FarFarAway
FarFarAway

Reputation: 1115

When to do E2E Testing

I am working in a project (angular and spring boot) and we do UnitTests and Integration tests. I am a little confused about E2E testing. When should I use E2E testing, what advantages could e2e Test bring to me.

When UnitTest suffices, when I sould use E2E Test.

This is a general question and it does not releate to a specific technology

Upvotes: 1

Views: 1296

Answers (3)

Omolade Ekpeni
Omolade Ekpeni

Reputation: 84

E2E (End-to-End) testing validates entire user workflows, ensuring all parts of your application (frontend, backend, database) work together as expected. It is ideal and important for testing critical user journeys like login, checkout, or form submissions, especially when features span across multiple systems or parts of the application.

Unit tests, on the other hand, focus on individual functions or components in isolation and are faster and cheaper to run. They are sufficient for validating specific logic or component behavior without external dependencies.

E2E testing can be used to validate real-world scenarios and integration points, while unit tests should handle the majority of isolated functionality. A good test strategy balances both: unit tests for speed and coverage and E2E tests for user-focused validation.

Upvotes: 0

Mark Bramnik
Mark Bramnik

Reputation: 42441

The answer might seem subjective, but, its all about what you're actually testing.

If you test your code (you function gets x and y and produces z) - use unit tests. If you test a component in a real/semi-real environment - use integration testing. The component can be a microservice, a part of microservice, a DAO layer on backend - whatever you find useful.

Both should test that the programmer has actually done the coding right (unit) and that the code is supposed to work when not put into vacuum (integration test).

However both types of the test do not cover business flows of the system. This is a work for End2End tests.

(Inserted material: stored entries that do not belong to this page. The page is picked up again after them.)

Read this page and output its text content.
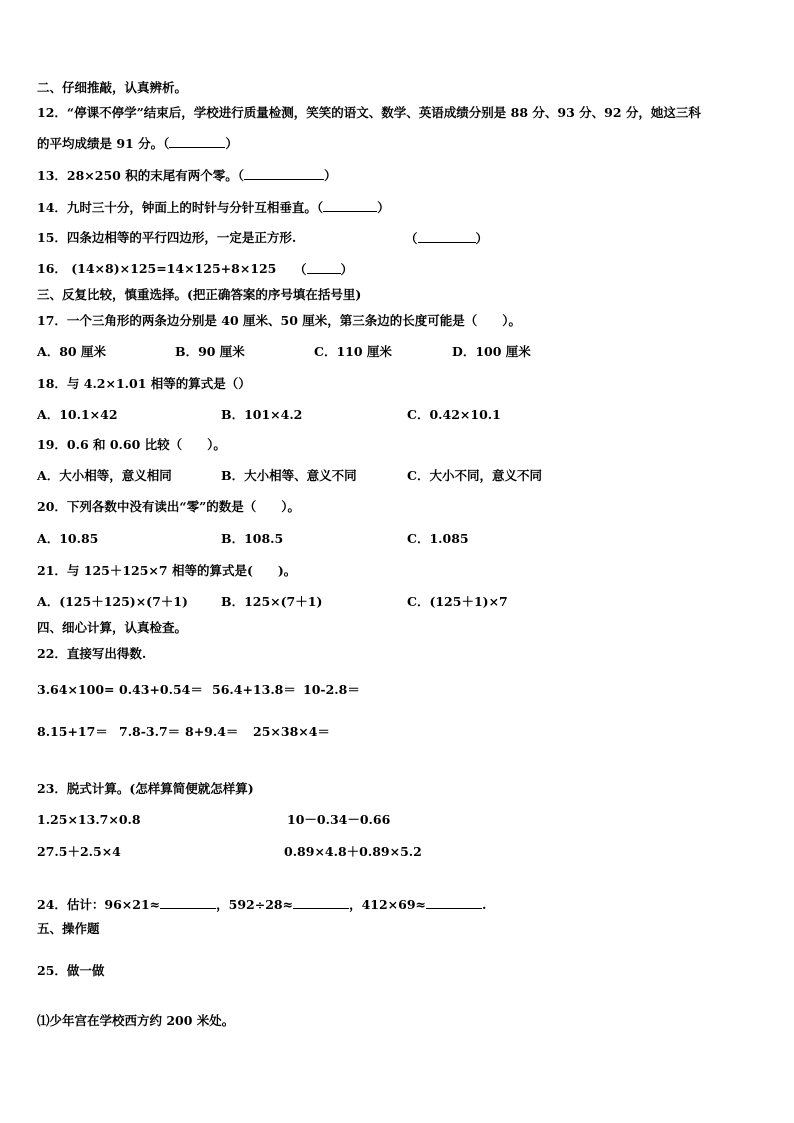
二、仔细推敲，认真辨析。
12．“停课不停学”结束后，学校进行质量检测，笑笑的语文、数学、英语成绩分别是 88 分、93 分、92 分，她这三科
的平均成绩是 91 分。（	）
13．28×250 积的末尾有两个零。（	）
14．九时三十分，钟面上的时针与分针互相垂直。（	）
15．四条边相等的平行四边形，一定是正方形.	（	）
16． (14×8)×125=14×125+8×125 （	）
三、反复比较，慎重选择。(把正确答案的序号填在括号里)
17．一个三角形的两条边分别是 40 厘米、50 厘米，第三条边的长度可能是（　　）。
A．80 厘米	B．90 厘米	C．110 厘米	D．100 厘米
18．与 4.2×1.01 相等的算式是（）
A．10.1×42	B．101×4.2	C．0.42×10.1
19．0.6 和 0.60 比较（　　）。
A．大小相等，意义相同	B．大小相等、意义不同	C．大小不同，意义不同
20．下列各数中没有读出“零”的数是（　　）。
A．10.85	B．108.5	C．1.085
21．与 125＋125×7 相等的算式是(　　)。
A．(125＋125)×(7＋1)	B．125×(7＋1)	C．(125＋1)×7
四、细心计算，认真检查。
22．直接写出得数.
3.64×100= 0.43+0.54＝ 56.4+13.8＝ 10-2.8＝
8.15+17＝ 7.8-3.7＝ 8+9.4＝ 25×38×4＝
23．脱式计算。(怎样算简便就怎样算)
1.25×13.7×0.8	10－0.34－0.66
27.5＋2.5×4	0.89×4.8＋0.89×5.2
24．估计：96×21≈	，592÷28≈	，412×69≈	.
五、操作题
25．做一做
⑴少年宫在学校西方约 200 米处。
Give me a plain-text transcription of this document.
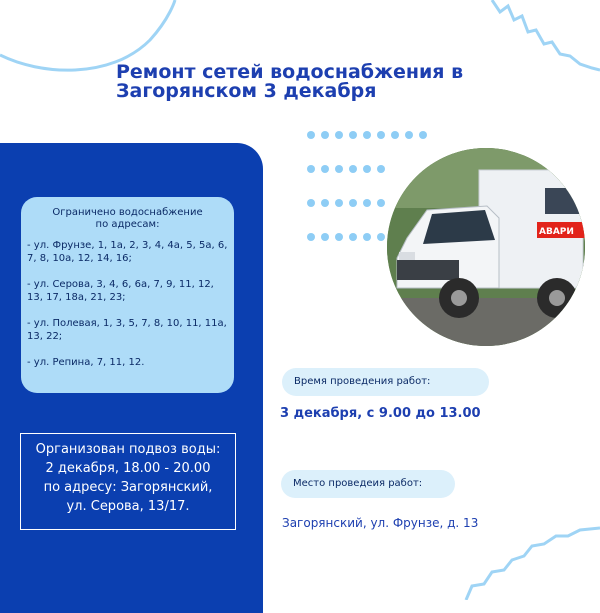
Ремонт сетей водоснабжения в
Загорянском 3 декабря
Ограничено водоснабжение
по адресам:
- ул. Фрунзе, 1, 1а, 2, 3, 4, 4а, 5, 5а, 6, 7, 8, 10а, 12, 14, 16;
- ул. Серова, 3, 4, 6, 6а, 7, 9, 11, 12, 13, 17, 18а, 21, 23;
- ул. Полевая, 1, 3, 5, 7, 8, 10, 11, 11а, 13, 22;
- ул. Репина, 7, 11, 12.
Организован подвоз воды:
2 декабря, 18.00 - 20.00
по адресу: Загорянский,
ул. Серова, 13/17.
АВАРИ
Время проведения работ:
3 декабря, с 9.00 до 13.00
Место проведеия работ:
Загорянский, ул. Фрунзе, д. 13
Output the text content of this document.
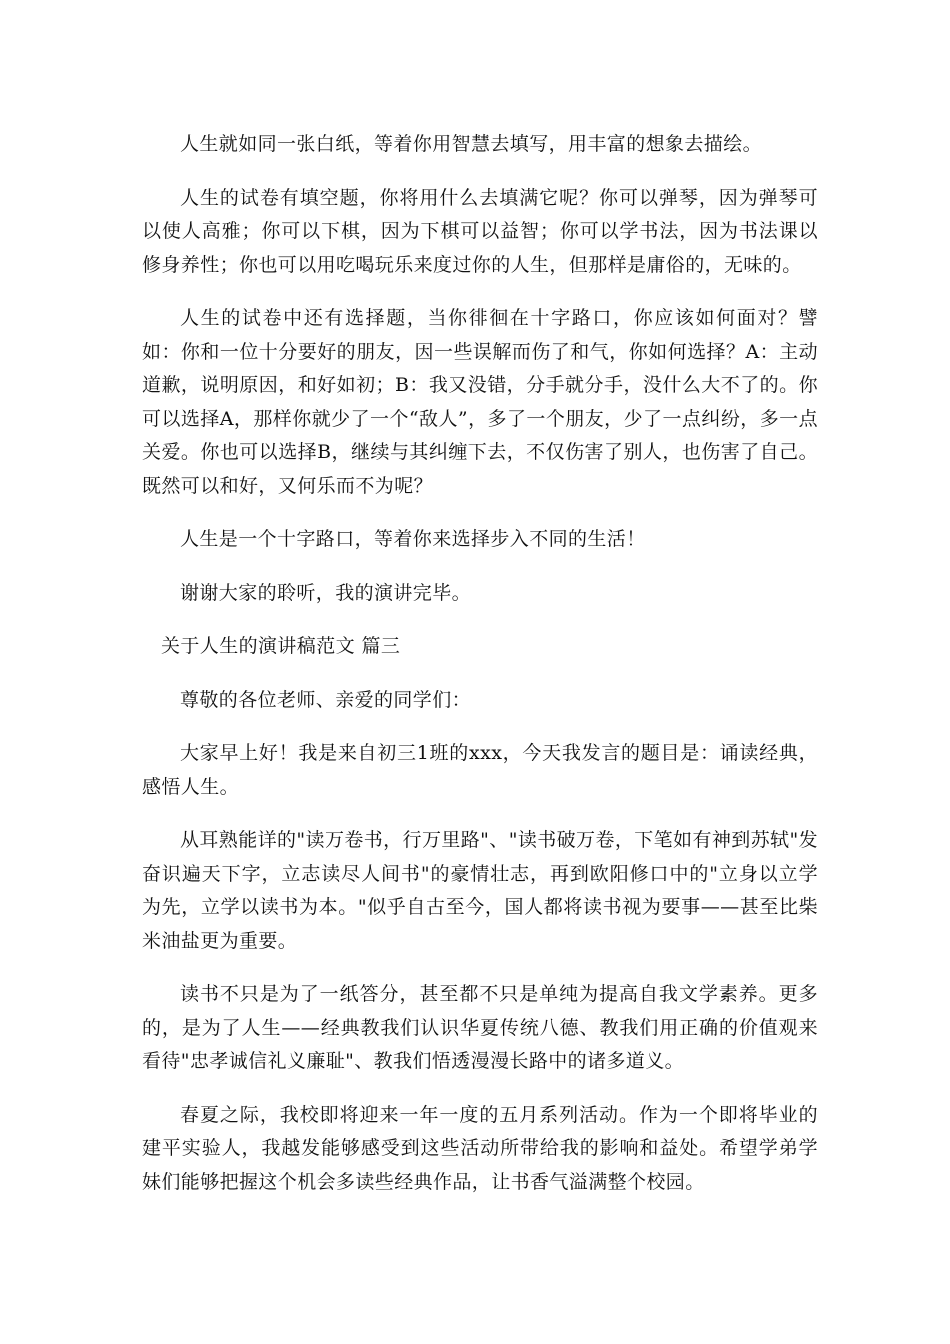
人生就如同一张白纸，等着你用智慧去填写，用丰富的想象去描绘。

人生的试卷有填空题，你将用什么去填满它呢？你可以弹琴，因为弹琴可以使人高雅；你可以下棋，因为下棋可以益智；你可以学书法，因为书法课以修身养性；你也可以用吃喝玩乐来度过你的人生，但那样是庸俗的，无味的。

人生的试卷中还有选择题，当你徘徊在十字路口，你应该如何面对？譬如：你和一位十分要好的朋友，因一些误解而伤了和气，你如何选择？A：主动道歉，说明原因，和好如初；B：我又没错，分手就分手，没什么大不了的。你可以选择A，那样你就少了一个“敌人”，多了一个朋友，少了一点纠纷，多一点关爱。你也可以选择B，继续与其纠缠下去，不仅伤害了别人，也伤害了自己。既然可以和好，又何乐而不为呢？

人生是一个十字路口，等着你来选择步入不同的生活！

谢谢大家的聆听，我的演讲完毕。

关于人生的演讲稿范文 篇三

尊敬的各位老师、亲爱的同学们：

大家早上好！我是来自初三1班的xxx，今天我发言的题目是：诵读经典，感悟人生。

从耳熟能详的"读万卷书，行万里路"、"读书破万卷，下笔如有神到苏轼"发奋识遍天下字，立志读尽人间书"的豪情壮志，再到欧阳修口中的"立身以立学为先，立学以读书为本。"似乎自古至今，国人都将读书视为要事——甚至比柴米油盐更为重要。

读书不只是为了一纸答分，甚至都不只是单纯为提高自我文学素养。更多的，是为了人生——经典教我们认识华夏传统八德、教我们用正确的价值观来看待"忠孝诚信礼义廉耻"、教我们悟透漫漫长路中的诸多道义。

春夏之际，我校即将迎来一年一度的五月系列活动。作为一个即将毕业的建平实验人，我越发能够感受到这些活动所带给我的影响和益处。希望学弟学妹们能够把握这个机会多读些经典作品，让书香气溢满整个校园。
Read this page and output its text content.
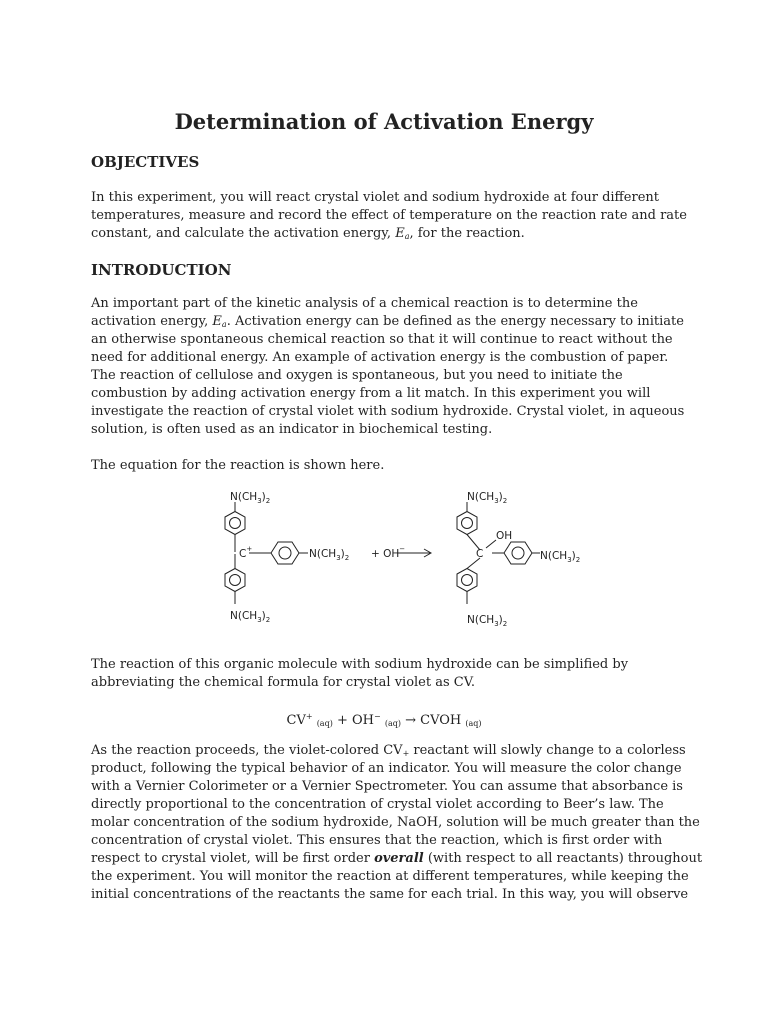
Determination of Activation Energy
OBJECTIVES
In this experiment, you will react crystal violet and sodium hydroxide at four different
temperatures, measure and record the effect of temperature on the reaction rate and rate
constant, and calculate the activation energy, $E_a$, for the reaction.
INTRODUCTION
An important part of the kinetic analysis of a chemical reaction is to determine the
activation energy, $E_a$. Activation energy can be defined as the energy necessary to initiate
an otherwise spontaneous chemical reaction so that it will continue to react without the
need for additional energy. An example of activation energy is the combustion of paper.
The reaction of cellulose and oxygen is spontaneous, but you need to initiate the
combustion by adding activation energy from a lit match. In this experiment you will
investigate the reaction of crystal violet with sodium hydroxide. Crystal violet, in aqueous
solution, is often used as an indicator in biochemical testing.
The equation for the reaction is shown here.
$N(CH_3)_2$
$N(CH_3)_2$
C+	$N(CH_3)_2 + OH^-$
$N(CH_3)_2$
OH
C	$N(CH_3)_2$
$N(CH_3)_2$
The reaction of this organic molecule with sodium hydroxide can be simplified by
abbreviating the chemical formula for crystal violet as CV.
CV+ $_{(aq)}$ + OH− $_{(aq)}$ → CVOH $_{(aq)}$
As the reaction proceeds, the violet-colored $CV_+$ reactant will slowly change to a colorless
product, following the typical behavior of an indicator. You will measure the color change
with a Vernier Colorimeter or a Vernier Spectrometer. You can assume that absorbance is
directly proportional to the concentration of crystal violet according to Beer’s law. The
molar concentration of the sodium hydroxide, NaOH, solution will be much greater than the
concentration of crystal violet. This ensures that the reaction, which is first order with
respect to crystal violet, will be first order overall (with respect to all reactants) throughout
the experiment. You will monitor the reaction at different temperatures, while keeping the
initial concentrations of the reactants the same for each trial. In this way, you will observe
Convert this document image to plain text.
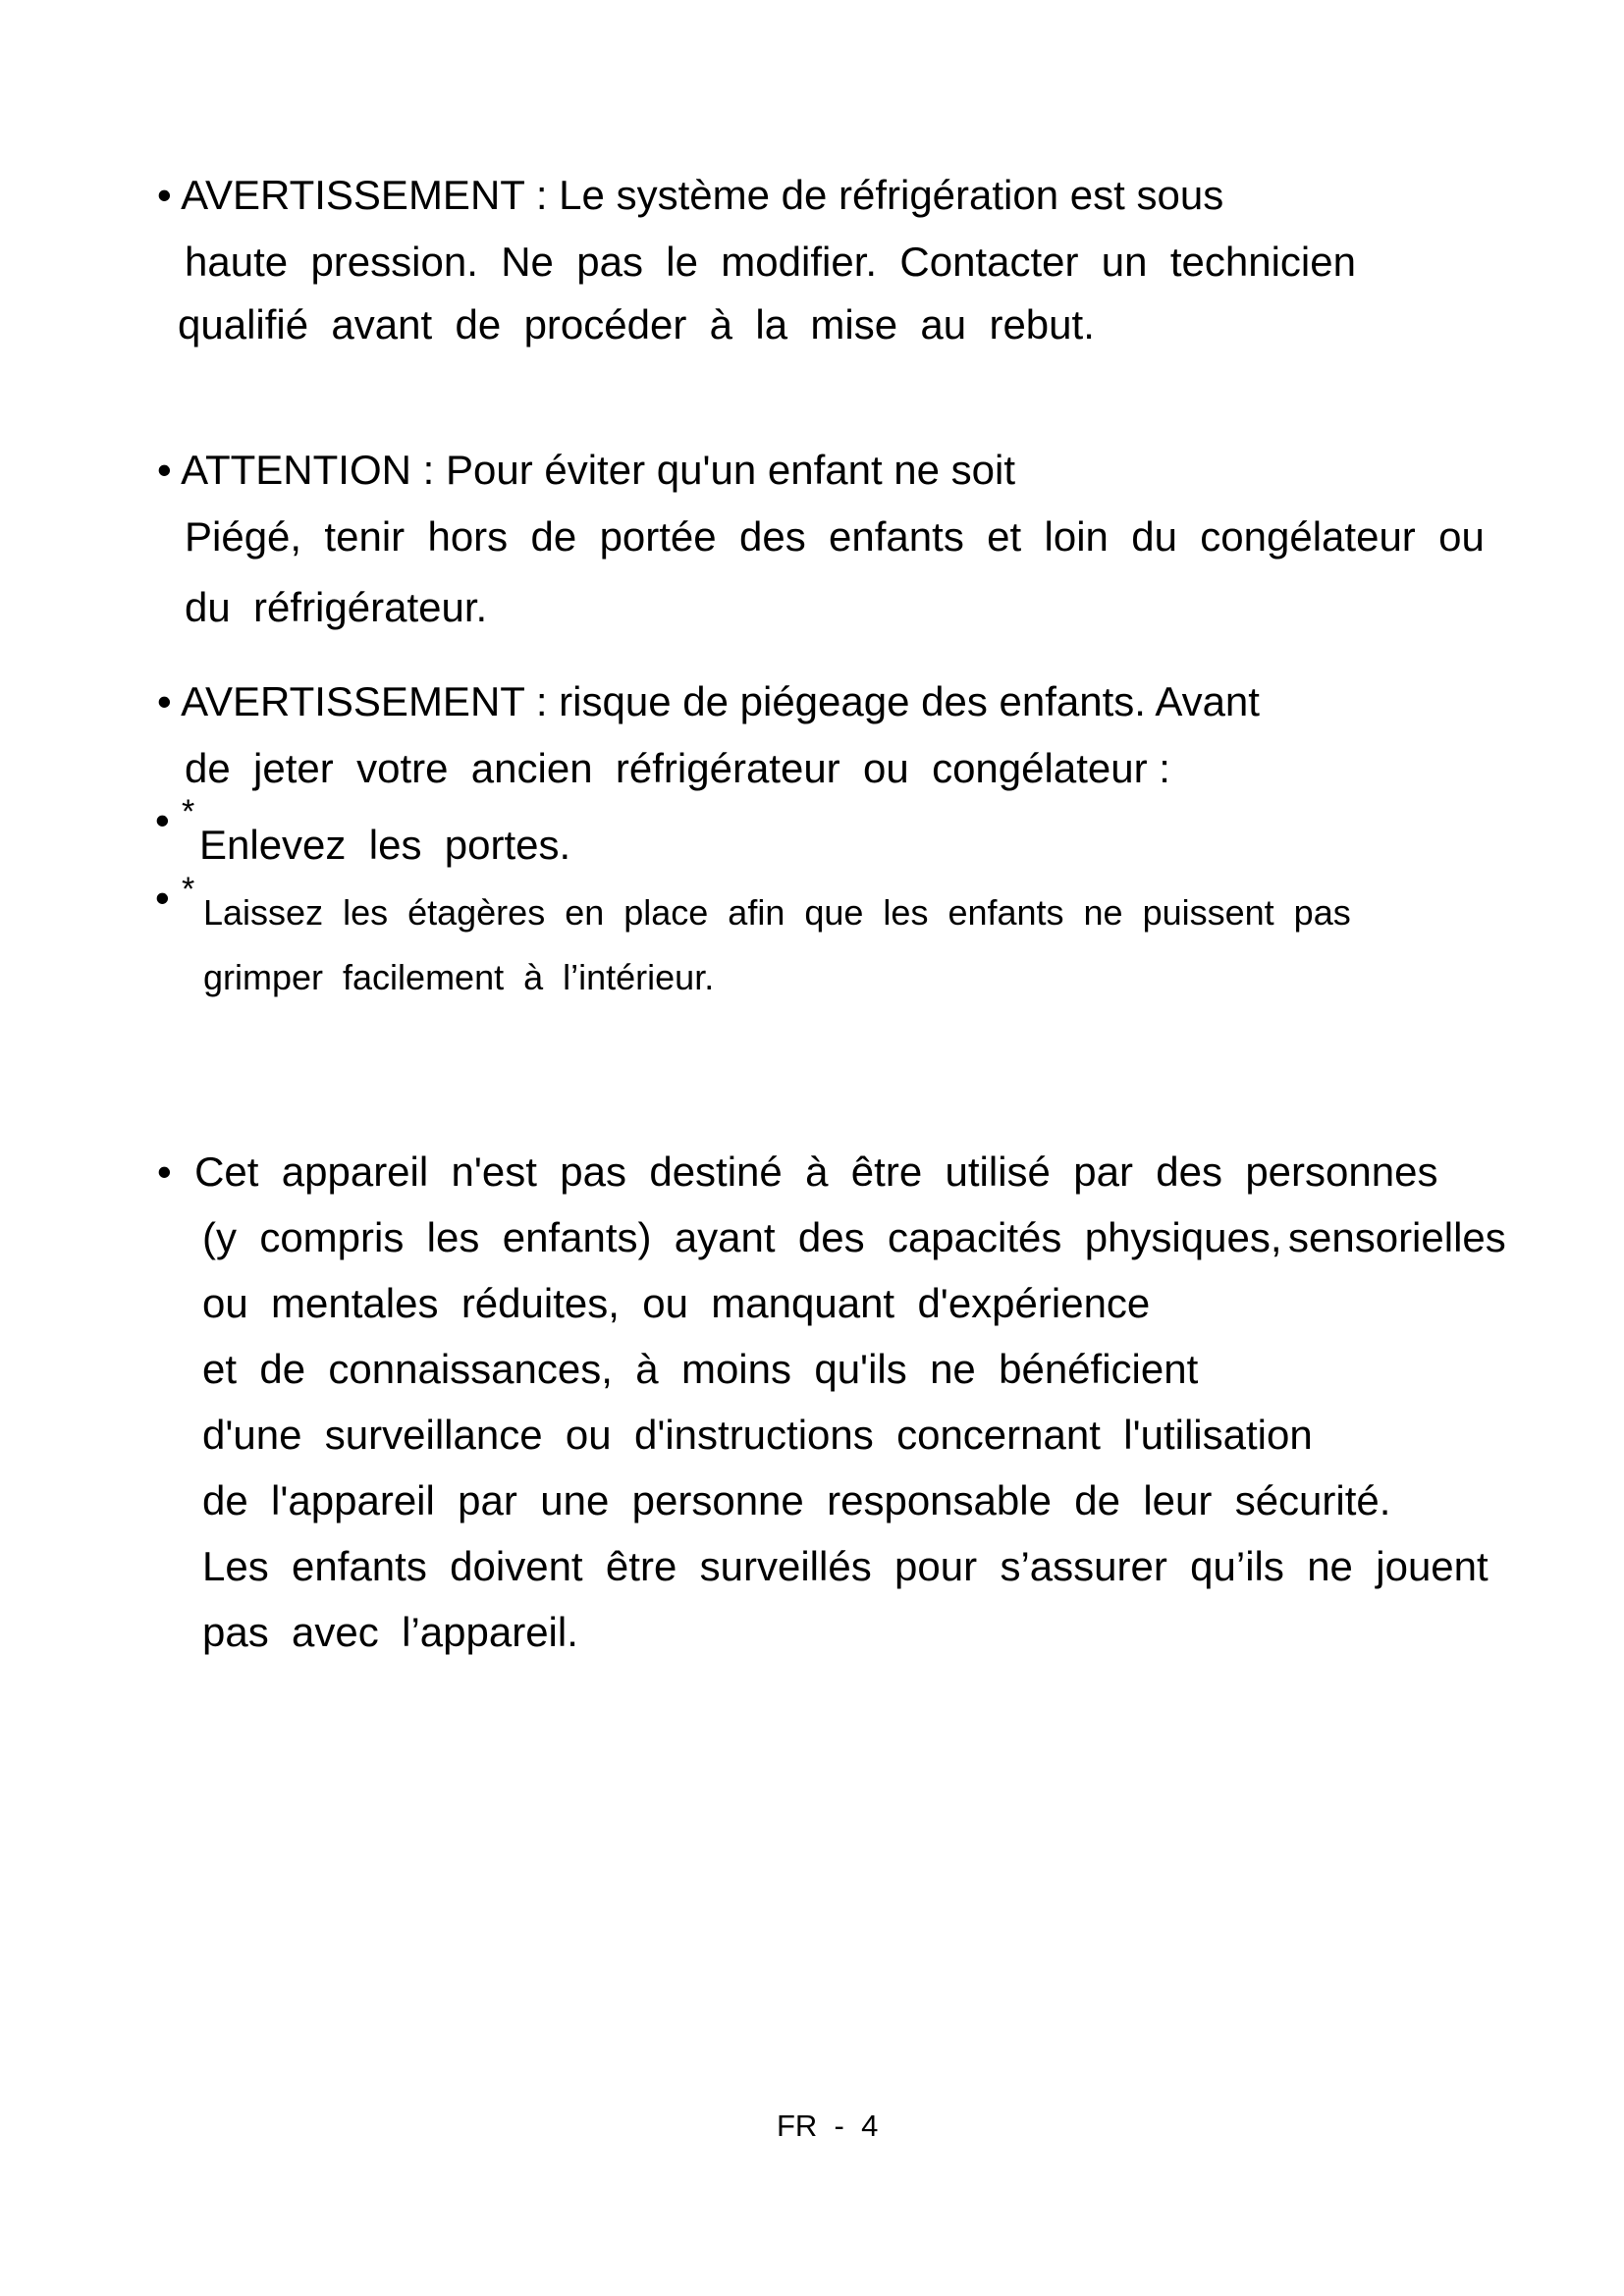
• AVERTISSEMENT : Le système de réfrigération est sous
haute  pression.  Ne  pas  le  modifier.  Contacter  un  technicien
qualifié  avant  de  procéder  à  la  mise  au  rebut.
• ATTENTION : Pour éviter qu'un enfant ne soit
Piégé,  tenir  hors  de  portée  des  enfants  et  loin  du  congélateur  ou
du  réfrigérateur.
• AVERTISSEMENT : risque de piégeage des enfants. Avant
de  jeter  votre  ancien  réfrigérateur  ou  congélateur :
• *
Enlevez  les  portes.
• *
Laissez  les  étagères  en  place  afin  que  les  enfants  ne  puissent  pas
grimper  facilement  à  l’intérieur.
• Cet  appareil  n'est  pas  destiné  à  être  utilisé  par  des  personnes
(y  compris  les  enfants)  ayant  des  capacités  physiques, sensorielles
ou  mentales  réduites,  ou  manquant  d'expérience
et  de  connaissances,  à  moins  qu'ils  ne  bénéficient
d'une  surveillance  ou  d'instructions  concernant  l'utilisation
de  l'appareil  par  une  personne  responsable  de  leur  sécurité.
Les  enfants  doivent  être  surveillés  pour  s’assurer  qu’ils  ne  jouent
pas  avec  l’appareil.
FR  -  4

These tests are an "automatic" representation of what used to be an regression test when QA guys run scenarios on the real system.

These tests usually go like:

  • Enter the screen X
  • Type this and that
  • Press the button ABC
  • Now you're on Screen Y
  • And so on and so forth as long as the flow-under-test is being checked

So I don't think that only Unit Tests can get you covered, and sometimes you also need E2E tests.

Upvotes: 2

auburg
auburg

Reputation: 1475

Your unit tests are low level tests presumably using mocks (i.e. for things like Rest calls, databases, file system etc) - you need high level end-to-end tests that exercise the system to make sure there's no integration issues on a deployed instance - the two complement each other and need to be done together.